Clara tercenung, bingung dengan yang Sam katakan. “Aku bingung.”

“Kau tak perlu bingung. Aku punya kunci agar bisa menemui Fuh, si mengendali ruang dan waktu. Kita bisa meminjam kekuatannya agar bisa melompat keluar dari dasar rak.”

“Fuh?” ucap Clara lirih.

“Ya! Tapi Fuh dikurung Putri Surga! Orang-orang rak atas tau potensinya dan akan menukar kekuatan Fuh kedalam tubuh Putri! Jadi malam ini, jangan tidur! Kita akan meyusup ke penjara dan menemui Fuh!”

“Aku bingung!” ucap Clara Frustrasi.

“Jangan bingung! Kevin keluar karena pengendalian ruang dan waktu milik Fuh. Tapi, sayang Kevin mati dimakan melodi. Dia membawa setengah kekuatan Fuh. Jadi rencananya jika kita berhasil membebaskan Fuh, maka laki-laki itu akan membukakan ruang penggantian roh untukmu dengan sisa kekuatannya”

“A-aku?” Suara Clara bergetar. 

“Iya, itu adalah ruangan yang cukup terbuka dengan langit. Ketika kau masuk jangan bangunkan Ahool—kelelawar raksasa—kurang ajar itu.”

“Kalau aku gagal ... aku akan jadi roh pengganti untuk orang-orang rak atas, dan aku akan disiksa di neraka.”

“Kau tidak akan gagal, sesampainya kau di ruangan itu, buat gelembung untuk melacak mayat Kevin. Tadi aku memakan nada yang membunuh Kevin, dan dia masih punya harapan untuk bangkit.”

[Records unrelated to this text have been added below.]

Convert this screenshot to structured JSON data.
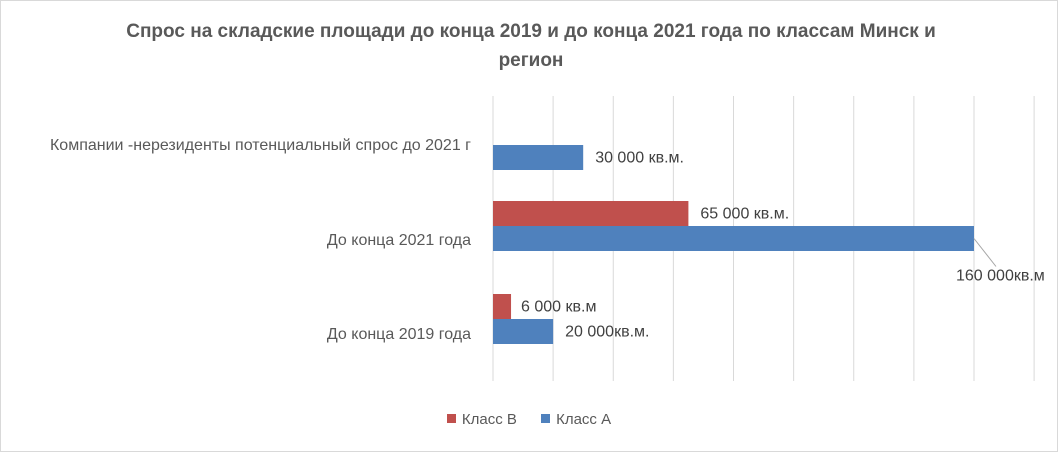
{
  "chart_data": {
    "type": "bar",
    "orientation": "horizontal",
    "title": "Спрос на складские площади до конца  2019 и до конца 2021 года по классам Минск и регион",
    "categories": [
      "Компании -нерезиденты потенциальный спрос  до 2021 г",
      "До конца 2021 года",
      "До конца 2019 года"
    ],
    "series": [
      {
        "name": "Класс В",
        "color": "#c0504d",
        "values": [
          null,
          65000,
          6000
        ],
        "data_labels": [
          "",
          "65 000 кв.м.",
          "6 000 кв.м"
        ]
      },
      {
        "name": "Класс А",
        "color": "#4f81bd",
        "values": [
          30000,
          160000,
          20000
        ],
        "data_labels": [
          "30 000 кв.м.",
          "160 000кв.м",
          "20 000кв.м."
        ]
      }
    ],
    "xlim": [
      0,
      180000
    ],
    "grid": true,
    "legend_position": "bottom"
  }
}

“Aku hanya bisa membuat satu gelembung kecil dengan satu nada liar.”

“Tidak apa! gelembungmu adalah gelembung nada yang paling kuat, aku akan membantu untuk mengurai kekuatan Fuh dalam tubuh kevin menjadi nada-nada liar sesaat gelembungmu menemukannya.”

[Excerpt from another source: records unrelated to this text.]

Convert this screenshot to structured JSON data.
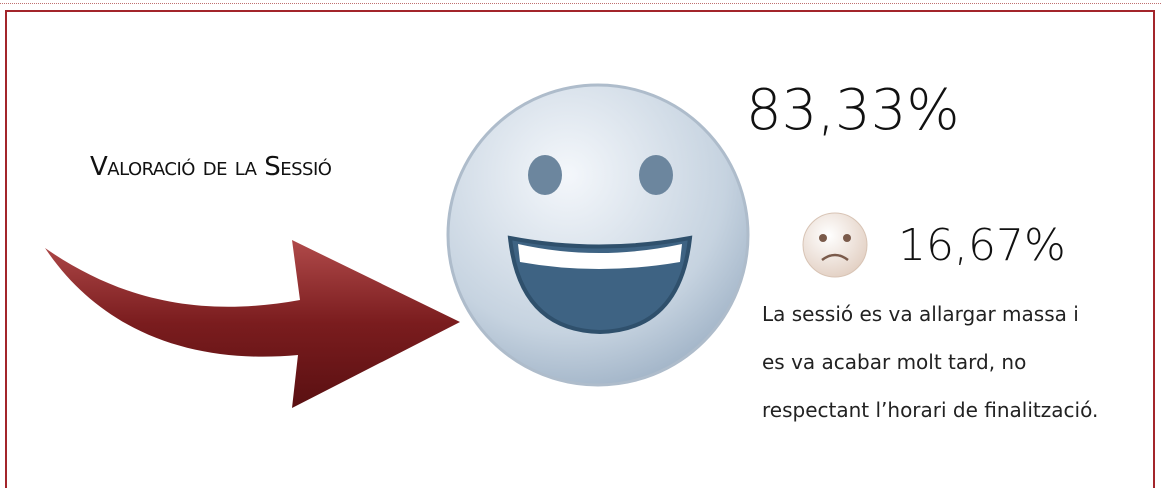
{
  "header": {
    "title": "Valoració de la Sessió"
  },
  "results": {
    "positive": "83,33%",
    "negative": "16,67%",
    "comment": "La sessió es va allargar massa i es va acabar molt tard, no respectant l’horari de finalització."
  }
}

“Gelembungmu akan masuk kegelembungku?” tanya Clara.

“Ya! Dan jika itu berhasil, maka Fuh mempunyai kekuatannya kembali. Dan dia akan membawah kita keluar ketika malam di mana Kevin keluar!” kata Sam sambil mengelus pipi Clara lembut.

“Kevin jadi media teleportasi? Dan kita bisa bebas?”

“Benar! Jika rencana kita berhasil.”

Clara mengangguk dan kembali mengunyah gelembung nada dengan rakus.